In their systematic review including 2516 patients, Ning et al. reported higher bleeding complications and longer hospital stay for anticoagulant patients compared to their antiplatelet counterparts [5]. While Oshima and associates did not find antiplatelet agents to increase bleeding complications when compared to controls, they found anticoagulation agents both VKA and NOAC to increase such complications (4.3% in the AP and 23.5% in the AC group vs. 3.7% in the control group). Interestingly, no significant difference in bleeding complications was observed when the AP was continued or interrupted. Likewise, no difference was to be seen in the heparin bridging and the AC interruption group. Moreover, all bleeding complications observed in the AC group occurred after resuming AC therapy [11]. In our study, median hospital stay days were consistent among study subgroups (median 5 days). Furthermore, no difference in the incidence of complications was noticed when comparing study subgroups (p = 0.785). Tamhankar et al. [12] conducted a study comparing patients undergoing RARP under continued 75 mg aspirin and those who did not. Similar to our findings they did not find any difference regarding bleeding complications, yet they found control patients to have a higher incidence of positive surgical margins [12]. In our analysis, the positive surgical margins rate was 7.2%, and was similarly distributed among the study subgroups (p = 0.218).

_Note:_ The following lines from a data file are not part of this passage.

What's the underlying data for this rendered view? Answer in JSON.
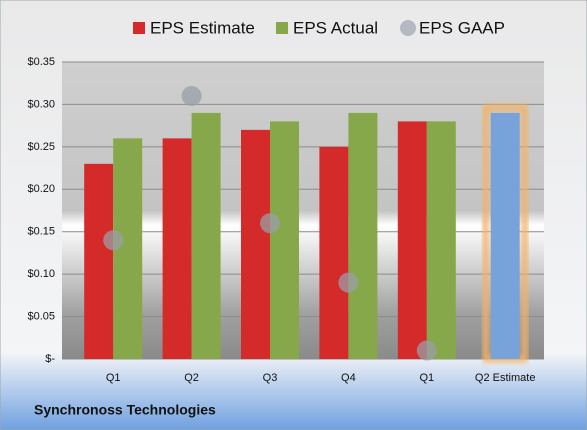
{
  "chart_data": {
    "type": "bar",
    "categories": [
      "Q1",
      "Q2",
      "Q3",
      "Q4",
      "Q1",
      "Q2 Estimate"
    ],
    "series": [
      {
        "name": "EPS Estimate",
        "color": "#d42a2a",
        "values": [
          0.23,
          0.26,
          0.27,
          0.25,
          0.28,
          0.29
        ]
      },
      {
        "name": "EPS Actual",
        "color": "#86a84a",
        "values": [
          0.26,
          0.29,
          0.28,
          0.29,
          0.28,
          null
        ]
      },
      {
        "name": "EPS GAAP",
        "color": "#b4b8c0",
        "marker": "circle",
        "values": [
          0.14,
          0.31,
          0.16,
          0.09,
          0.01,
          null
        ]
      }
    ],
    "highlight": {
      "category": 5,
      "color": "#77a3da",
      "glow": "#f4b266"
    },
    "ylim": [
      0,
      0.35
    ],
    "yticks": [
      {
        "value": 0,
        "label": "$-"
      },
      {
        "value": 0.05,
        "label": "$0.05"
      },
      {
        "value": 0.1,
        "label": "$0.10"
      },
      {
        "value": 0.15,
        "label": "$0.15"
      },
      {
        "value": 0.2,
        "label": "$0.20"
      },
      {
        "value": 0.25,
        "label": "$0.25"
      },
      {
        "value": 0.3,
        "label": "$0.30"
      },
      {
        "value": 0.35,
        "label": "$0.35"
      }
    ],
    "grid": true,
    "legend": "top",
    "footer": "Synchronoss Technologies"
  }
}
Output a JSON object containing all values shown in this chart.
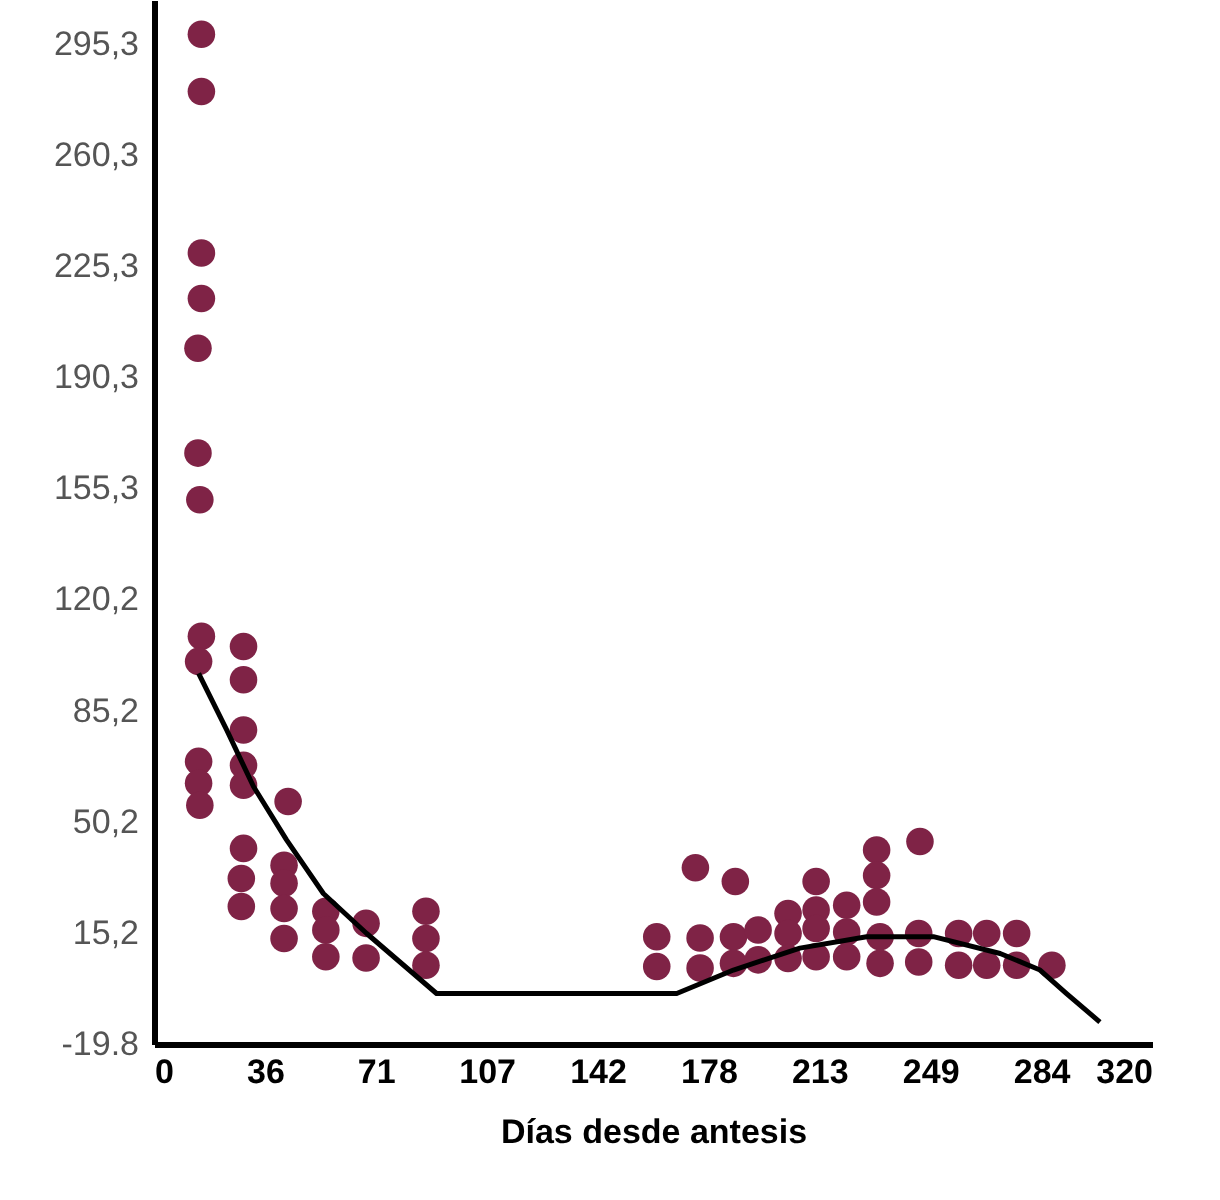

The strength of the study is that it conducted a detailed analysis of pre- and postoperative parameters and outcomes for a large number of patients. The main limitation is that the study was conducted retrospectively. In an attempt to mirror real-world scenarios, the study did not exclude any patients, which meant that results had to be compared between different, inhomogeneous groups of patients undergoing different kinds of anticoagulants and antiplatelets. Therefore, the results should be interpreted with caution due to the small sample size and the retrospective nature of the study. In addition, the study was limited to a tertiary center, so the results may not apply to other centers with lesser operative volumes around the world.

Conclusion

Under careful management, robot-assisted radical prostatectomy (RARP) is a safe procedure for the population of men with diverse anticoagulation regimes and comorbidities. The functional and oncological outcomes are comparable to those of men with no medication. However, further prospective studies are required to validate our findings.